J : Pour ma part, la musicalité prime. C’est Mathias qui écrit tous les textes, il nous en parle, nous explique la signification des lyrics, et là on est… Enfin je sais pas ce que vous en pensez, mais… J’ai vraiment l’impression que c’est le côté musical que l’on souhaite mettre en avant, plus que les paroles, enfin je sais pas…

Martin : Moi je pense que l’on peut à la fois être efficaces dans le son pour que les gens bougent et retiennent le morceau, comprennent les paroles…

J : Ouais, que ce soit pas concon !

Martin : En fait, on est complètement américains, plus que brit, à part quelques rares groupes (Bloc Party, Arctic Monkeys, Les Beatles). Mais on est beaucoup plus ricains, presque californiens. On cherche ce côté gros son, mais avec une touche de noise anglaise.

 

 

On peut vous définir comme un groupe français, produit à l’américaine, mais influencé par le rock californien et la pop anglo-saxone.
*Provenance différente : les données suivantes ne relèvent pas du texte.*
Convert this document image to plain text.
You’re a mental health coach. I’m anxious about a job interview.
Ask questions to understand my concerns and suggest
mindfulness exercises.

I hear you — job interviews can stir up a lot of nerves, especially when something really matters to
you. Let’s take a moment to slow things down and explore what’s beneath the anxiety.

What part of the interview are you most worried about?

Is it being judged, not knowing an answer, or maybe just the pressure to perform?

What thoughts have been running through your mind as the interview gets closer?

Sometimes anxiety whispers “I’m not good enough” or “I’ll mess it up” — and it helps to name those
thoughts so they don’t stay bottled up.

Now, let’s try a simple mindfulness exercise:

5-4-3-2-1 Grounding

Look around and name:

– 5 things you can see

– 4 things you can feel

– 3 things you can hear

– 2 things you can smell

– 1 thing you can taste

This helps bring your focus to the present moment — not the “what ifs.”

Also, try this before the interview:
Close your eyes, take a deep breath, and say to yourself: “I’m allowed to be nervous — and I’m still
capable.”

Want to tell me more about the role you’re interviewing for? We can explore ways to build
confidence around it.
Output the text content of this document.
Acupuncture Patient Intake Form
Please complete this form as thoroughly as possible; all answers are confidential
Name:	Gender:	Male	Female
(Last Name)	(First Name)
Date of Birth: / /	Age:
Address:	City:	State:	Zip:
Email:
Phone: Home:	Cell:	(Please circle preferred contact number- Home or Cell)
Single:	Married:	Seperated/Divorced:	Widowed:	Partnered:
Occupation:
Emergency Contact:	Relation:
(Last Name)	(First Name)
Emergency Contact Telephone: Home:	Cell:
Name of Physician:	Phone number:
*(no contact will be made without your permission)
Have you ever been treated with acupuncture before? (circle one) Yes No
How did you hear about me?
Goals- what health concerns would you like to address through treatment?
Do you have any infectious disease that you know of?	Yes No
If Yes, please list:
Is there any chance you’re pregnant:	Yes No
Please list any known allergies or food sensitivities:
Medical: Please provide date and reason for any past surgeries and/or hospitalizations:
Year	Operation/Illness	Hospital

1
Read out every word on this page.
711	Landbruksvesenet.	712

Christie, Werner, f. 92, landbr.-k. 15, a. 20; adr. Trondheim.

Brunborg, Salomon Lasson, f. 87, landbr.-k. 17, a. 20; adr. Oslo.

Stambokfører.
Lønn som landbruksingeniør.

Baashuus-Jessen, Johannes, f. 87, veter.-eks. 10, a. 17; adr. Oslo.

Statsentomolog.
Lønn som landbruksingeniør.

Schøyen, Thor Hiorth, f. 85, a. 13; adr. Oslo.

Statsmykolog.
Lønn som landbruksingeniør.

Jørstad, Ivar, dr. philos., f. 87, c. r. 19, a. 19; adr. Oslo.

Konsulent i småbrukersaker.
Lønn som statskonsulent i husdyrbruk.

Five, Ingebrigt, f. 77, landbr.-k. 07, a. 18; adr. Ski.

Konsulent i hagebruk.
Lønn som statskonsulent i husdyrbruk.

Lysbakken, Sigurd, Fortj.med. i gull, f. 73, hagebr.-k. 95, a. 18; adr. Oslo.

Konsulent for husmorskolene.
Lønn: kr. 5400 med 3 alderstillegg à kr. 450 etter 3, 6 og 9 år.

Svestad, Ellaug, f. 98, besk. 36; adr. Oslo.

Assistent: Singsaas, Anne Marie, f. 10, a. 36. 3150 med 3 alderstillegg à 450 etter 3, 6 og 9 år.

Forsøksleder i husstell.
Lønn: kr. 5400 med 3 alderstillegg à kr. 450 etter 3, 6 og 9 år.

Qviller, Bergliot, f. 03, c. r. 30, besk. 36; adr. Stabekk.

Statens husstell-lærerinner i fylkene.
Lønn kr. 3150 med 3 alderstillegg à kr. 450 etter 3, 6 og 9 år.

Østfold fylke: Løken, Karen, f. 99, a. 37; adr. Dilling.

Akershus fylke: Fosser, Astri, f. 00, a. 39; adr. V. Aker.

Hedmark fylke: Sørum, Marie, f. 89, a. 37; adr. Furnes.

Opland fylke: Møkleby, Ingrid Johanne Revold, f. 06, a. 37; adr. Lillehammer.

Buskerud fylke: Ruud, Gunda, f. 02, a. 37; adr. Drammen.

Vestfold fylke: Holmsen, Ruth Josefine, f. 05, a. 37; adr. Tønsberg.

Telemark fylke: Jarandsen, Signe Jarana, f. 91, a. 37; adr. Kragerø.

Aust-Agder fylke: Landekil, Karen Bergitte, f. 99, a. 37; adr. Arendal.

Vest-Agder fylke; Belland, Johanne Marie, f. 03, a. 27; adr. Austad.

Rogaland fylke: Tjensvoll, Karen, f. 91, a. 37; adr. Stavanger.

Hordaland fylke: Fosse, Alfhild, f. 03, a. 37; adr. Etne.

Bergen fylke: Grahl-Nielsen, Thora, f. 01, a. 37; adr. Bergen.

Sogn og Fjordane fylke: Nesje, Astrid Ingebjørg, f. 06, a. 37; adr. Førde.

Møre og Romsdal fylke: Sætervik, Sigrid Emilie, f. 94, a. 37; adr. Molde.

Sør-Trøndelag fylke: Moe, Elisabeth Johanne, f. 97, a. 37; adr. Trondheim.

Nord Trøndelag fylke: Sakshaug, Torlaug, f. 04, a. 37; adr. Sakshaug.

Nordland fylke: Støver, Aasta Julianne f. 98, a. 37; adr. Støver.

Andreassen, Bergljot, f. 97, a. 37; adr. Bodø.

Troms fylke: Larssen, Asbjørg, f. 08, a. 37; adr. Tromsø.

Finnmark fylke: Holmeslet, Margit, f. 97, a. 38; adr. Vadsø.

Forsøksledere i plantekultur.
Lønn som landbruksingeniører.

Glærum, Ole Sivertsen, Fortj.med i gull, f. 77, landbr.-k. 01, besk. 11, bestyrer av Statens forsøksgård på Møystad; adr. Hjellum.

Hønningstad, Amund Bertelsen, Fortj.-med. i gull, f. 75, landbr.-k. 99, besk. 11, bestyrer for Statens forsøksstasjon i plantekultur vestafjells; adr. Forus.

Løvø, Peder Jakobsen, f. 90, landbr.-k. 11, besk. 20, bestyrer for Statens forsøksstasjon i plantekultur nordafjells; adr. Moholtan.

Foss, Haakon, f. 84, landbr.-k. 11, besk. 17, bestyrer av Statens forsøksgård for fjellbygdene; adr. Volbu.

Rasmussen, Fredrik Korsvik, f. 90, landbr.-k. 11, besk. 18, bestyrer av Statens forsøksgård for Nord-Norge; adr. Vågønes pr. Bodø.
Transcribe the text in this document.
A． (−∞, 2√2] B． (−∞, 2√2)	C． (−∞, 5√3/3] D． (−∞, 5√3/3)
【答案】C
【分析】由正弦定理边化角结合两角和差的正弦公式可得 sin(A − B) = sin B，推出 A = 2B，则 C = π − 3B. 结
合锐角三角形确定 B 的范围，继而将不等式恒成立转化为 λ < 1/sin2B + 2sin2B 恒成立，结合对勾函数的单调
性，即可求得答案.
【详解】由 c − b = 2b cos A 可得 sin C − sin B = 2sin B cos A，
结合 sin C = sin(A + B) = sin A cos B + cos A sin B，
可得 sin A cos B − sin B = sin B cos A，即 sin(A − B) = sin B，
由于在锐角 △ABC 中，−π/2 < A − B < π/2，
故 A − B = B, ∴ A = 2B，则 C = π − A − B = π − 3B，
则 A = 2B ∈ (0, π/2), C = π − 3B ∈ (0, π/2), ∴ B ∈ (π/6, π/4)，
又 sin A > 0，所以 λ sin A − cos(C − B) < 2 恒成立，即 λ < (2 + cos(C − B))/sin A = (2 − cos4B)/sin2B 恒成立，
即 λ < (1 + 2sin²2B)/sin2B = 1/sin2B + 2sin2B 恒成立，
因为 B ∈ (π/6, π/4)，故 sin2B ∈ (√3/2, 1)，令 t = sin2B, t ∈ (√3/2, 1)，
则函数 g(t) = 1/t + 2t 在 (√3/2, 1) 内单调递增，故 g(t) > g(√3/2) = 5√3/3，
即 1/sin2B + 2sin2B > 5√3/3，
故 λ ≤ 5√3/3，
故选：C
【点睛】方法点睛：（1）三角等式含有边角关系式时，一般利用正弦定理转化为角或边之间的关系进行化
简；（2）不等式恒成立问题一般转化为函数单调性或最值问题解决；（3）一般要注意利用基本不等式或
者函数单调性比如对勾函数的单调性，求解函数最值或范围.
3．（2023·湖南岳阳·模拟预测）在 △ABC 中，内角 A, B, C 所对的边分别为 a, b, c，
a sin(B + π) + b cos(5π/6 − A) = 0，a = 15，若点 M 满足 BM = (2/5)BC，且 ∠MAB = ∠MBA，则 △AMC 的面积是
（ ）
Martin : Carrément. On est a fond dans la pop écossaise. C’est Julien qui nous a mis là dedans.

Mathias : On est très influencés par des groupes écossais, comme Biffy Clyro, et d’ailleurs dès nos premiers concerts, on a été comparés à ces groupes.

Martin : En Ecosse il y a Mogwai, qui est complètement post rock, et qui est un groupe qui recherche l’efficacité mélodique avec un gros son. Il y a le label Fat Cat, qui signe ces groupes très efficaces et très noisey.

Mathias : Carrément. Il y a des groupes qui ont un son assez différent, et recherché, mais qui peuvent être commerciaux dans le sens bon du terme, c’est-à-dire qui peuvent se vendre.

Martin : C’est un peu l’indie de stade. Ils pourraient jouer dans un club de 30 personnes et devant 20 000 personnes. Un peu comme Biffy Clyro qui ont aussi bien joué à Wembley qu’à La Boule Noire.

Mais c’est bien beau tout ça. Cependant, est-ce que vous ne pensez pas que la majorité du public français n’est pas préparé à comprendre votre musique et ses subtilités ?

Tous : C’est clair !

J : On en parle souvent entre nous. On se demande si ça peut plaire ou non, parce que les gens ne connaissent pas et ne comprennent pas nos influences.

Martin : Le truc c’est qu’on ne vit pas dans les mêmes cultures. Il faut savoir que quand aux États-Unis Rise Against est au top des charts, en France c’est Zaz. Nous, on n’a pas la prétention d’être numéro 1 des ventes, mais on aimerait se faire un peu connaître. Et du coup, on va peut être stagner, pas décoller, mais au moins on fait notre truc.

Si demain un producteur de major veut vous signer, mais que vous pouvez trouver un investisseur pour rester indés…

Tous : (en cœur) Indés, sans hésiter une seconde.

Mathias : Indés à la vie à la mort. Si j’ai eu envie de faire un groupe avec mes potes c’est que je composais dans ma chambre et que ce côté est libre. Chez une major, tu ne décides de rien. Le but principal est de faire les chansons que j’ai envie de faire, si j’ai pas mon mot à dire, j’arrête la musique.

Martin : Quand tu es indé, tu gagnes pas forcément de l’argent, mais tu es sur la route, tu t’éclates, tu aimes ce que tu fais… Et puis politiquement, je suis un pirate, donc une major c’est même pas possible, parce que je ne suis pas d’accord avec leurs vision de la musique.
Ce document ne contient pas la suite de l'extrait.